Toshiki Okada’s triptych of plays operates on two levels. The first pokes fun at the absurdities of office life. Three temps must plan the retirement party of a permanent worker. Great, despair-addled problem: What restaurant should they select, since they barely know her?
Most jokes emerge from Okada’s clever comedic techniques of unimportant phrases and perspectives repeated ad nauseum, such as a co-worker debating the morality of temporary workers violating the office hierarchy. These speeches complement a formalized, presentational style, but despite the actors speaking Japanese, (supertitles, including Wikipedia jokes, appear on the back wall), little but their rail-thin physiques distinguishes them from their American counterparts.
Okada’s repetitious choreography deepens the absurd situation; a couple flirts, with each other and with the line between hitting on and harassment. He dips into long crouches to peer up her skirt while she complains of an air conditioner set to an unbearable temperature.
The second level interweaves an existentialist meditation on young Japanese workers in meaningless, corporate conditions. A farewell party serves as a finel meal; each worker wonders what she would eat on her last day. In the titular farewell speech, the retiree tells a rambling, ominous story about stepping on a cicada, crushing a creature “that emerges above ground for a short time, only to spend its life crying.”

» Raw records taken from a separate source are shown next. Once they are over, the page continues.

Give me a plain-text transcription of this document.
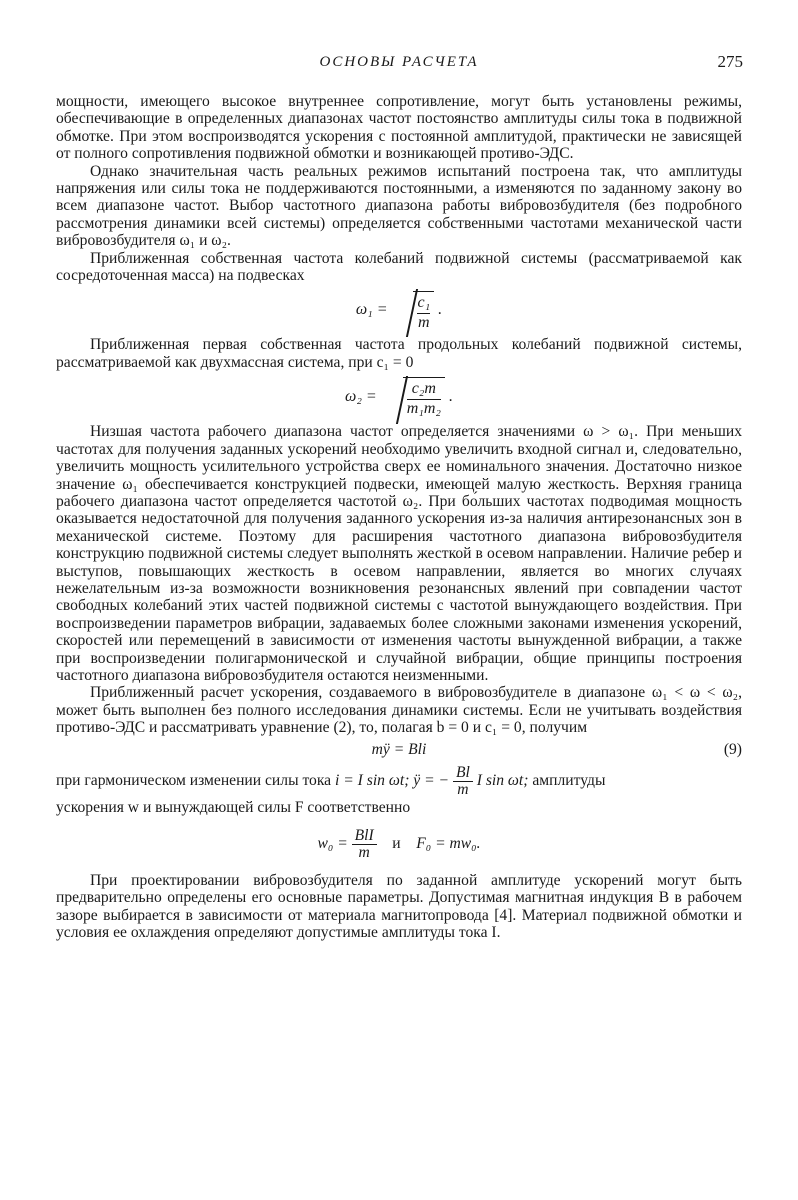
ОСНОВЫ РАСЧЕТА	275

мощности, имеющего высокое внутреннее сопротивление, могут быть установлены режимы, обеспечивающие в определенных диапазонах частот постоянство амплитуды силы тока в подвижной обмотке. При этом воспроизводятся ускорения с постоянной амплитудой, практически не зависящей от полного сопротивления подвижной обмотки и возникающей противо-ЭДС.

Однако значительная часть реальных режимов испытаний построена так, что амплитуды напряжения или силы тока не поддерживаются постоянными, а изменяются по заданному закону во всем диапазоне частот. Выбор частотного диапазона работы вибровозбудителя (без подробного рассмотрения динамики всей системы) определяется собственными частотами механической части вибровозбудителя ω₁ и ω₂.

Приближенная собственная частота колебаний подвижной системы (рассматриваемой как сосредоточенная масса) на подвесках

$\omega_1 = \frac{\text{c₁}}{m}$ .

Приближенная первая собственная частота продольных колебаний подвижной системы, рассматриваемой как двухмассная система, при c₁ = 0

$\omega_2 = \frac{\text{c₂m}}{\text{m₁m₂}}$ .

Низшая частота рабочего диапазона частот определяется значениями ω > ω₁. При меньших частотах для получения заданных ускорений необходимо увеличить входной сигнал и, следовательно, увеличить мощность усилительного устройства сверх ее номинального значения. Достаточно низкое значение ω₁ обеспечивается конструкцией подвески, имеющей малую жесткость. Верхняя граница рабочего диапазона частот определяется частотой ω₂. При бо́льших частотах подводимая мощность оказывается недостаточной для получения заданного ускорения из-за наличия антирезонансных зон в механической системе. Поэтому для расширения частотного диапазона вибровозбудителя конструкцию подвижной системы следует выполнять жесткой в осевом направлении. Наличие ребер и выступов, повышающих жесткость в осевом направлении, является во многих случаях нежелательным из-за возможности возникновения резонансных явлений при совпадении частот свободных колебаний этих частей подвижной системы с частотой вынуждающего воздействия. При воспроизведении параметров вибрации, задаваемых более сложными законами изменения ускорений, скоростей или перемещений в зависимости от изменения частоты вынужденной вибрации, а также при воспроизведении полигармонической и случайной вибрации, общие принципы построения частотного диапазона вибровозбудителя остаются неизменными.

Приближенный расчет ускорения, создаваемого в вибровозбудителе в диапазоне ω₁ < ω < ω₂, может быть выполнен без полного исследования динамики системы. Если не учитывать воздействия противо-ЭДС и рассматривать уравнение (2), то, полагая b = 0 и c₁ = 0, получим

mÿ = Bli	(9)

при гармоническом изменении силы тока i = I sin ωt; ÿ = − $\frac{Bl}{m}$ I sin ωt; амплитуды

ускорения w и вынуждающей силы F соответственно

$w_0 = \frac{\text{BlI}}{m}$ и F₀ = mw₀.

При проектировании вибровозбудителя по заданной амплитуде ускорений могут быть предварительно определены его основные параметры. Допустимая магнитная индукция B в рабочем зазоре выбирается в зависимости от материала магнитопровода [4]. Материал подвижной обмотки и условия ее охлаждения определяют допустимые амплитуды тока I.
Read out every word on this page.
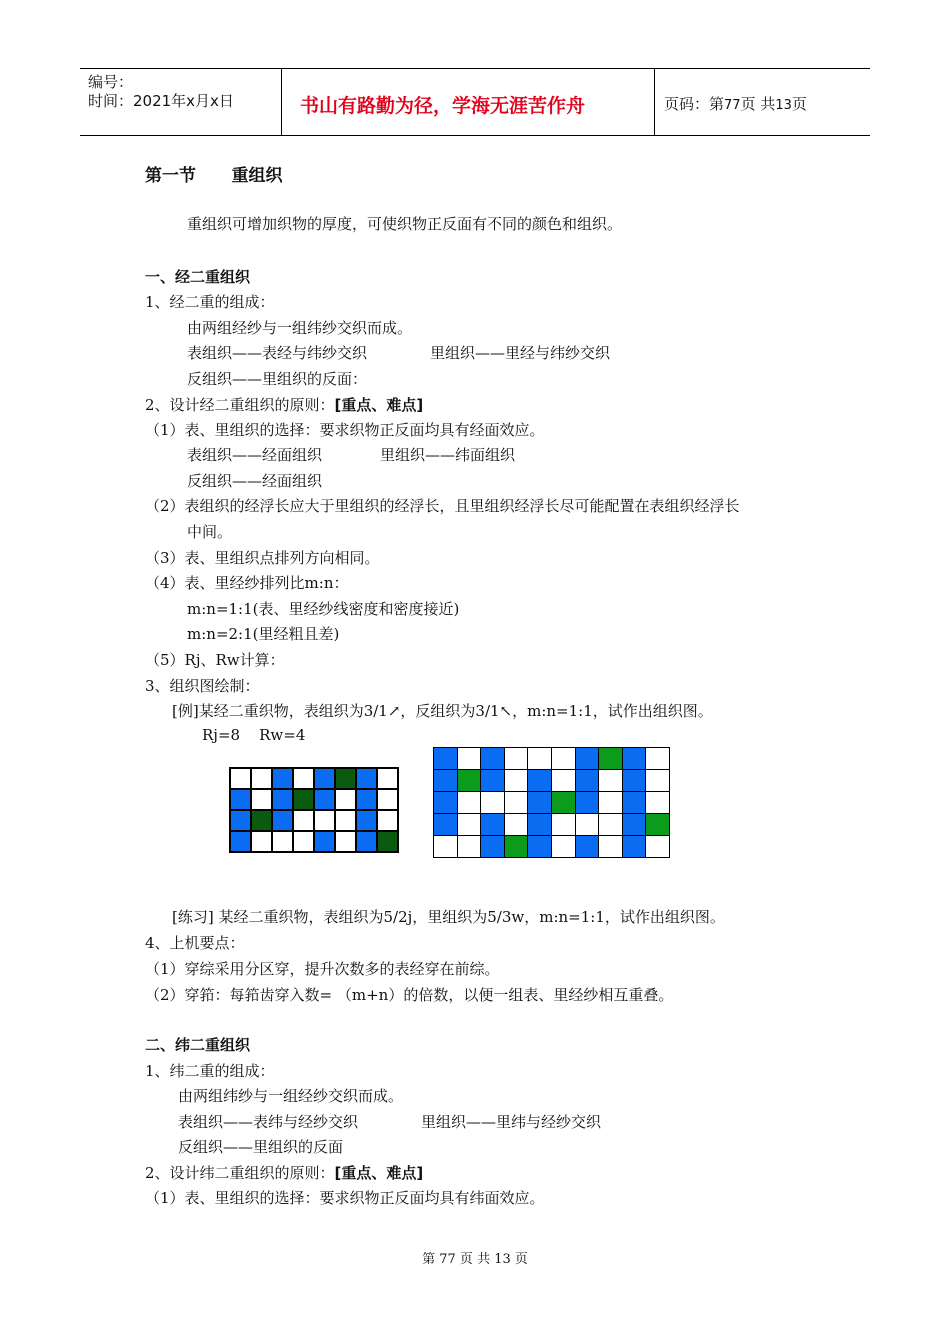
编号：
时间：2021年x月x日	书山有路勤为径，学海无涯苦作舟	页码：第77页 共13页
第一节      重组织
重组织可增加织物的厚度，可使织物正反面有不同的颜色和组织。
一、经二重组织
1、经二重的组成：
由两组经纱与一组纬纱交织而成。
表组织——表经与纬纱交织	里组织——里经与纬纱交织
反组织——里组织的反面：
2、设计经二重组织的原则：[重点、难点]
（1）表、里组织的选择：要求织物正反面均具有经面效应。
表组织——经面组织	里组织——纬面组织
反组织——经面组织
（2）表组织的经浮长应大于里组织的经浮长，且里组织经浮长尽可能配置在表组织经浮长
中间。
（3）表、里组织点排列方向相同。
（4）表、里经纱排列比m:n：
m:n=1:1(表、里经纱线密度和密度接近)
m:n=2:1(里经粗且差)
（5）Rj、Rw计算：
3、组织图绘制：
[例]某经二重织物，表组织为3/1↗，反组织为3/1↖，m:n=1:1，试作出组织图。
Rj=8    Rw=4
[练习] 某经二重织物，表组织为5/2j，里组织为5/3w，m:n=1:1，试作出组织图。
4、上机要点：
（1）穿综采用分区穿，提升次数多的表经穿在前综。
（2）穿筘：每筘齿穿入数= （m+n）的倍数，以便一组表、里经纱相互重叠。
二、纬二重组织
1、纬二重的组成：
由两组纬纱与一组经纱交织而成。
表组织——表纬与经纱交织	里组织——里纬与经纱交织
反组织——里组织的反面
2、设计纬二重组织的原则：[重点、难点]
（1）表、里组织的选择：要求织物正反面均具有纬面效应。
第 77 页 共 13 页
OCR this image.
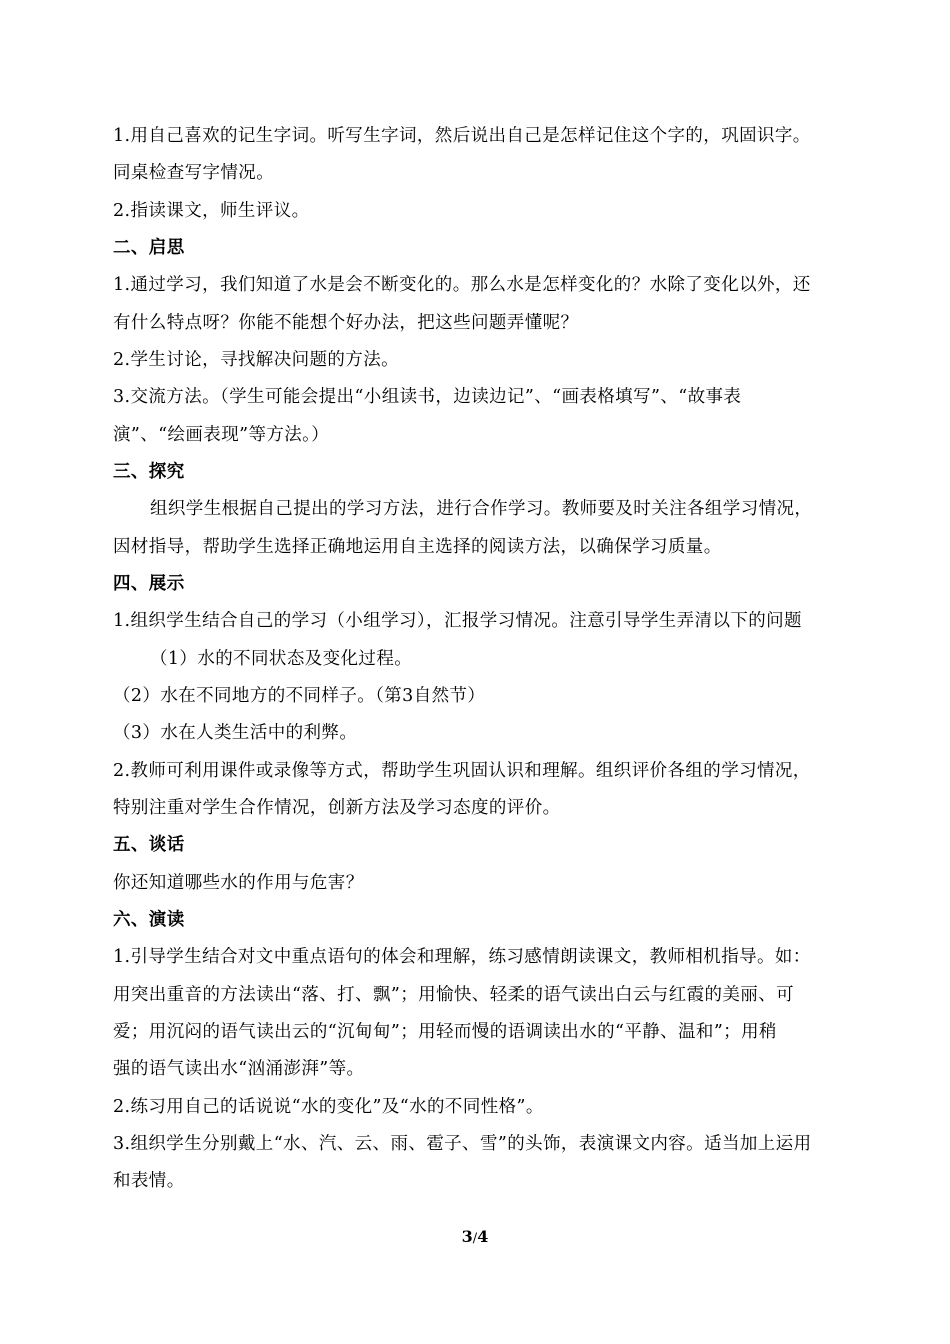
1.用自己喜欢的记生字词。听写生字词，然后说出自己是怎样记住这个字的，巩固识字。
同桌检查写字情况。
2.指读课文，师生评议。
二、启思
1.通过学习，我们知道了水是会不断变化的。那么水是怎样变化的？水除了变化以外，还
有什么特点呀？你能不能想个好办法，把这些问题弄懂呢？
2.学生讨论，寻找解决问题的方法。
3.交流方法。（学生可能会提出“小组读书，边读边记”、“画表格填写”、“故事表
演”、“绘画表现”等方法。）
三、探究
组织学生根据自己提出的学习方法，进行合作学习。教师要及时关注各组学习情况，
因材指导，帮助学生选择正确地运用自主选择的阅读方法，以确保学习质量。
四、展示
1.组织学生结合自己的学习（小组学习），汇报学习情况。注意引导学生弄清以下的问题
（1）水的不同状态及变化过程。
（2）水在不同地方的不同样子。（第3自然节）
（3）水在人类生活中的利弊。
2.教师可利用课件或录像等方式，帮助学生巩固认识和理解。组织评价各组的学习情况，
特别注重对学生合作情况，创新方法及学习态度的评价。
五、谈话
你还知道哪些水的作用与危害？
六、演读
1.引导学生结合对文中重点语句的体会和理解，练习感情朗读课文，教师相机指导。如：
用突出重音的方法读出“落、打、飘”；用愉快、轻柔的语气读出白云与红霞的美丽、可
爱；用沉闷的语气读出云的“沉甸甸”；用轻而慢的语调读出水的“平静、温和”；用稍
强的语气读出水“汹涌澎湃”等。
2.练习用自己的话说说“水的变化”及“水的不同性格”。
3.组织学生分别戴上“水、汽、云、雨、雹子、雪”的头饰，表演课文内容。适当加上运用
和表情。
3/4
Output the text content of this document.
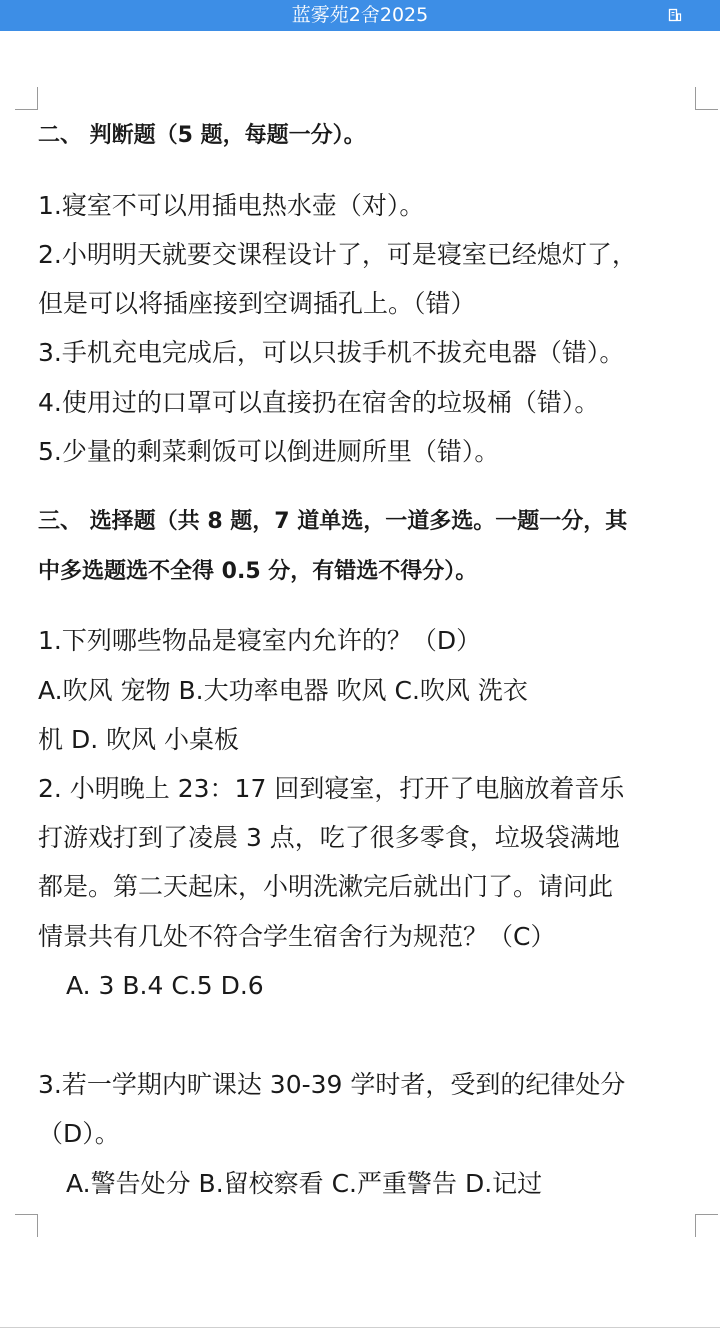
蓝雾苑2舍2025
二、 判断题（5 题，每题一分）。
1.寝室不可以用插电热水壶（对）。
2.小明明天就要交课程设计了，可是寝室已经熄灯了，
但是可以将插座接到空调插孔上。（错）
3.手机充电完成后，可以只拔手机不拔充电器（错）。
4.使用过的口罩可以直接扔在宿舍的垃圾桶（错）。
5.少量的剩菜剩饭可以倒进厕所里（错）。
三、 选择题（共 8 题，7 道单选，一道多选。一题一分，其
中多选题选不全得 0.5 分，有错选不得分）。
1.下列哪些物品是寝室内允许的？（D）
A.吹风 宠物 B.大功率电器 吹风 C.吹风 洗衣
机 D. 吹风 小桌板
2. 小明晚上 23：17 回到寝室，打开了电脑放着音乐
打游戏打到了凌晨 3 点，吃了很多零食，垃圾袋满地
都是。第二天起床，小明洗漱完后就出门了。请问此
情景共有几处不符合学生宿舍行为规范？（C）
A. 3 B.4 C.5 D.6
3.若一学期内旷课达 30-39 学时者，受到的纪律处分
（D）。
A.警告处分 B.留校察看 C.严重警告 D.记过
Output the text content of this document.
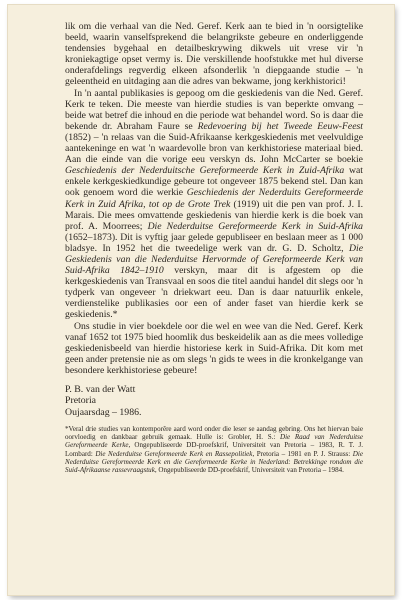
lik om die verhaal van die Ned. Geref. Kerk aan te bied in 'n oorsigtelike beeld, waarin vanselfsprekend die belangrikste gebeure en onderliggende tendensies bygehaal en detailbeskrywing dikwels uit vrese vir 'n kroniekagtige opset vermy is. Die verskillende hoofstukke met hul diverse onderafdelings regverdig elkeen afsonderlik 'n diepgaande studie – 'n geleentheid en uitdaging aan die adres van bekwame, jong kerkhistorici!

In 'n aantal publikasies is gepoog om die geskiedenis van die Ned. Geref. Kerk te teken. Die meeste van hierdie studies is van beperkte omvang – beide wat betref die inhoud en die periode wat behandel word. So is daar die bekende dr. Abraham Faure se Redevoering bij het Tweede Eeuw-Feest (1852) – 'n relaas van die Suid-Afrikaanse kerkgeskiedenis met veelvuldige aantekeninge en wat 'n waardevolle bron van kerkhistoriese materiaal bied. Aan die einde van die vorige eeu verskyn ds. John McCarter se boekie Geschiedenis der Nederduitsche Gereformeerde Kerk in Zuid-Afrika wat enkele kerkgeskiedkundige gebeure tot ongeveer 1875 bekend stel. Dan kan ook genoem word die werkie Geschiedenis der Nederduits Gereformeerde Kerk in Zuid Afrika, tot op de Grote Trek (1919) uit die pen van prof. J. I. Marais. Die mees omvattende geskiedenis van hierdie kerk is die boek van prof. A. Moorrees; Die Nederduitse Gereformeerde Kerk in Suid-Afrika (1652–1873). Dit is vyftig jaar gelede gepubliseer en beslaan meer as 1 000 bladsye. In 1952 het die tweedelige werk van dr. G. D. Scholtz, Die Geskiedenis van die Nederduitse Hervormde of Gereformeerde Kerk van Suid-Afrika 1842–1910 verskyn, maar dit is afgestem op die kerkgeskiedenis van Transvaal en soos die titel aandui handel dit slegs oor 'n tydperk van ongeveer 'n driekwart eeu. Dan is daar natuurlik enkele, verdienstelike publikasies oor een of ander faset van hierdie kerk se geskiedenis.*

Ons studie in vier boekdele oor die wel en wee van die Ned. Geref. Kerk vanaf 1652 tot 1975 bied hoomlik dus beskeidelik aan as die mees volledige geskiedenisbeeld van hierdie historiese kerk in Suid-Afrika. Dit kom met geen ander pretensie nie as om slegs 'n gids te wees in die kronkelgange van besondere kerkhistoriese gebeure!

P. B. van der Watt
Pretoria
Oujaarsdag – 1986.
*Veral drie studies van kontemporêre aard word onder die leser se aandag gebring. Ons het hiervan baie oorvloedig en dankbaar gebruik gemaak. Hulle is: Grobler, H. S.: Die Raad van Nederduitse Gereformeerde Kerke, Ongepubliseerde DD-proefskrif, Universiteit van Pretoria – 1983, R. T. J. Lombard: Die Nederduitse Gereformeerde Kerk en Rassepolitiek, Pretoria – 1981 en P. J. Strauss: Die Nederduitse Gereformeerde Kerk en die Gereformeerde Kerke in Nederland: Betrekkinge rondom die Suid-Afrikaanse rassevraagstuk, Ongepubliseerde DD-proefskrif, Universiteit van Pretoria – 1984.
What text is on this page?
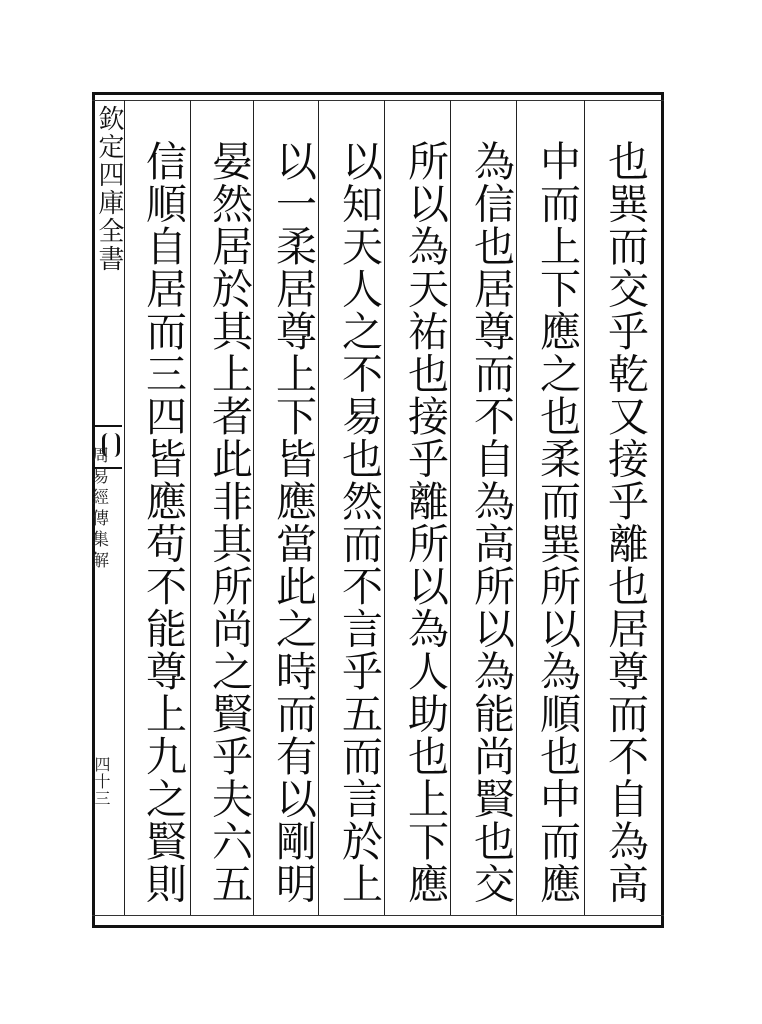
欽定四庫全書
周易經傳集解
四十三
也巽而交乎乾又接乎離也居尊而不自為高
中而上下應之也柔而巽所以為順也中而應
為信也居尊而不自為高所以為能尚賢也交
所以為天祐也接乎離所以為人助也上下應
以知天人之不易也然而不言乎五而言於上
以一柔居尊上下皆應當此之時而有以剛明
晏然居於其上者此非其所尚之賢乎夫六五
信順自居而三四皆應苟不能尊上九之賢則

A metaphor tucked within an absurdity, sure, but neither approach transcends the obvious. The British and American Office series provided more palatable humor, and Okada’s sole insight comes unintentionally, showing that existentialist writers can only depict and describe— in this case, humorously — but otherwise offer little else of value.
Hot Pepper, Air Conditioner, and the Farewell Speech. 7 p.m. through Sunday at Christ Church Neighborhood House, 20 North American St. Tickets: $28 to $35.